Earlscourt is a neighbourhood in Toronto, Ontario, Canada. It is centred on St. Clair Avenue West, with Dufferin Street, Davenport Road, and Old Weston Road forming its boundaries. It is contained within the larger city-recognized neighbourhood of Corso Italia-Davenport.

Earlscourt Park is located on the south side of St. Clair between Caledonia Park Road and Lansdowne Avenue.

==History==
Earlscourt began as a squatter settlement in the early 20th century and annexed by the City of Toronto in 1910. It was initially settled by British and Scottish immigrants. During World War I, the area had some of the highest enlistment rates in the British Empire. Several of the original settler shacks are still visible in the area. After the war the area became the centre of Toronto's Italian community, and it has remained a centre for Italian culture in Toronto. The stretch of St. Clair West that runs through the neighbourhood is known as Corso Italia.

==Education==
Two public school boards operate elementary schools in Earlscourt, the Toronto Catholic District School Board (TCDSB), and the Toronto District School Board (TDSB). TDSB is secular public school board, the latter schools being operated by the Toronto Board of Education. TCDSB is an English-based separate public school board.
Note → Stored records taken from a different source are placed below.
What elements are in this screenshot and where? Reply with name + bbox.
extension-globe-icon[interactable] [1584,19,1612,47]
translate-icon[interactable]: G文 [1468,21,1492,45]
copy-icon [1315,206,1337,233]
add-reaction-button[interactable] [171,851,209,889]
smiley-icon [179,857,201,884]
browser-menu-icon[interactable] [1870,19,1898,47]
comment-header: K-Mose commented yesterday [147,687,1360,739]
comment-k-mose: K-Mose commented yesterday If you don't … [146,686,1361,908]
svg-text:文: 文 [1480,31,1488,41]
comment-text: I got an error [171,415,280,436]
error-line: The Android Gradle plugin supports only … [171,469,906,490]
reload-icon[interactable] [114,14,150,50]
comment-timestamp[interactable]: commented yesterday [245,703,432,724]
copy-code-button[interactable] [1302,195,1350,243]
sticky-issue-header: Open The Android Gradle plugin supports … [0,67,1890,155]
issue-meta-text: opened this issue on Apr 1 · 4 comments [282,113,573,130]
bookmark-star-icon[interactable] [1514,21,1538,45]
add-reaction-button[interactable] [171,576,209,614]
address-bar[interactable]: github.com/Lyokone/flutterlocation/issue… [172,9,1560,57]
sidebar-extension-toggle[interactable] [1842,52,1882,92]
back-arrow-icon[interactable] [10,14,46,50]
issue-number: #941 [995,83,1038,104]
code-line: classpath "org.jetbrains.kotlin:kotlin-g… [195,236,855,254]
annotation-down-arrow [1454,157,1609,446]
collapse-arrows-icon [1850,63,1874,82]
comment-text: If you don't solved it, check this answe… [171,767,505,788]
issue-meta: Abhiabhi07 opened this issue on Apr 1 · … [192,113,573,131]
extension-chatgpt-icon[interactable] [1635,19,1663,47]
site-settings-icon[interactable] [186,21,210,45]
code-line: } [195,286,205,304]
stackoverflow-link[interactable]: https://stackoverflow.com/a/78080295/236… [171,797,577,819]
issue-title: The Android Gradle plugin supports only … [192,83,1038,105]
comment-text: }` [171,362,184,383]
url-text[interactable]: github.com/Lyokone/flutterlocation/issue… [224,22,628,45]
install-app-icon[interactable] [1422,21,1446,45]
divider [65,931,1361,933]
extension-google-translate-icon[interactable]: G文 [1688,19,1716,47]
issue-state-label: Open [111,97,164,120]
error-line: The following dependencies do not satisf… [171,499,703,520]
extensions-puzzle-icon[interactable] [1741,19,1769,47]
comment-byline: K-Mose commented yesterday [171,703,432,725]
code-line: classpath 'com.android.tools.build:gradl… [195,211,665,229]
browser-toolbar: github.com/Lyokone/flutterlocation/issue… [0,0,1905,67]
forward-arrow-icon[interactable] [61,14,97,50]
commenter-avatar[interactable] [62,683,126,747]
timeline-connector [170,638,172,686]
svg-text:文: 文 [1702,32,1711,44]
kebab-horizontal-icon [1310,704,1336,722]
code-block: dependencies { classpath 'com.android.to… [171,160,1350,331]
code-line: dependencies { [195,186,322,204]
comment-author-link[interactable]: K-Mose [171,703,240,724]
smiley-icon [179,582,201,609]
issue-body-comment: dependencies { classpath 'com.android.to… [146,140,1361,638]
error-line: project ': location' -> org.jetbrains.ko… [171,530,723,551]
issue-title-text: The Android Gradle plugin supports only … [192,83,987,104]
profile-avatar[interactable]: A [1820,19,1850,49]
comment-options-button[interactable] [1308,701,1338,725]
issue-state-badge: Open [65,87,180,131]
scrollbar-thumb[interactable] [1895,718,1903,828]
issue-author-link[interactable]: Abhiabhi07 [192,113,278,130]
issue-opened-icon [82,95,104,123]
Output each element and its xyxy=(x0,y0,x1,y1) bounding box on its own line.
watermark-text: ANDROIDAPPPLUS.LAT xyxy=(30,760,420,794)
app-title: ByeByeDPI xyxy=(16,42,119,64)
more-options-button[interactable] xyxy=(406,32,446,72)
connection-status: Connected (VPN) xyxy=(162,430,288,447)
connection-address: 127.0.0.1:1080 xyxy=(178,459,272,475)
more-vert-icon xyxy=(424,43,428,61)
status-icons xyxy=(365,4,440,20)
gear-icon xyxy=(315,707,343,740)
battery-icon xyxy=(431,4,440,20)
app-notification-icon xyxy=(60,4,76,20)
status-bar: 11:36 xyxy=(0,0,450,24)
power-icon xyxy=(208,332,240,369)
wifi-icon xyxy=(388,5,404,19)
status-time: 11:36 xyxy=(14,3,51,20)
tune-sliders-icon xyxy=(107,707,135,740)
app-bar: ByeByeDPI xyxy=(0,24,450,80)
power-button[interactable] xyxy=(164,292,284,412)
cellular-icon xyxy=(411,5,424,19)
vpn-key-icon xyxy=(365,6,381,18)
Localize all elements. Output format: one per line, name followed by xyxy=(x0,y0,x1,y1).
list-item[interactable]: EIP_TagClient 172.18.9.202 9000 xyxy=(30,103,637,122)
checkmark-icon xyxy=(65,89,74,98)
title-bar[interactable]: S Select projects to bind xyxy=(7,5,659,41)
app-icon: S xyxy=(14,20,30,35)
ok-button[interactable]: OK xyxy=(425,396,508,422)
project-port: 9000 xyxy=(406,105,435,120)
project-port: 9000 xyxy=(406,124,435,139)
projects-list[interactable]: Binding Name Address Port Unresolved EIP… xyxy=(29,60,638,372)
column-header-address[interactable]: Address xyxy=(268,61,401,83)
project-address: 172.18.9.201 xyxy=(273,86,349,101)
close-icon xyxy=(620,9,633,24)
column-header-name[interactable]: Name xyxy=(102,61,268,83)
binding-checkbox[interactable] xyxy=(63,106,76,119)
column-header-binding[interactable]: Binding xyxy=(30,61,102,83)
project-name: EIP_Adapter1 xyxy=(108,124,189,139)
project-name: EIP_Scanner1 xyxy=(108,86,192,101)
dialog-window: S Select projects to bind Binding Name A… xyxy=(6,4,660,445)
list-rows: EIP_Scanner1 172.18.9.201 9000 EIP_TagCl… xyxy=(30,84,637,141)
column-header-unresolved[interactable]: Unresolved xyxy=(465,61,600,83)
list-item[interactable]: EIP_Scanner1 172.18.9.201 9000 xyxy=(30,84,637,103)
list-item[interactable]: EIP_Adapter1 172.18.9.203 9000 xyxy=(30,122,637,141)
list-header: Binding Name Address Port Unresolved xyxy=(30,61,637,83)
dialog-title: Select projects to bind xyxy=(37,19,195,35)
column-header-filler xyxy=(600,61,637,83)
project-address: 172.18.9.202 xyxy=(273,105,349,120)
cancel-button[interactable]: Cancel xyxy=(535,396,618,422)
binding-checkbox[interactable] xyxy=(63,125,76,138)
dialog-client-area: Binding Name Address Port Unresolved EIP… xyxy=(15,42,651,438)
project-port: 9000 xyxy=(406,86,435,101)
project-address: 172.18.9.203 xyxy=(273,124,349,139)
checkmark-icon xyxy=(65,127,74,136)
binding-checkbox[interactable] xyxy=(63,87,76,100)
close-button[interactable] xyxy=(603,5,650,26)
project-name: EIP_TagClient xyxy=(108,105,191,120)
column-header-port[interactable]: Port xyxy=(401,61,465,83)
Elementary schools in the area include:

- General Mercer Junior Public School (TDSB)
- Earlscourt Junior Public School (TDSB) and Stella Maris Catholic School (TCDSB)
- Richard W. Scott Catholic School (TCDSB) - closed in 2001, demolished

TCDSB operates one anglophone secondary school in the neighborhood, Loretto College School, founded in 1915 by the Sisters of Loreto on Brunswick Avenue. The current building was built in 2005 on the former Richard W. Scott property, whose building was partly used by students of Bishop Francis Marrocco Catholic High School since its inception in 1986.

One private school serves this neighbourhood, Hudson College, which was opened in 2002 in the Earlscourt school building.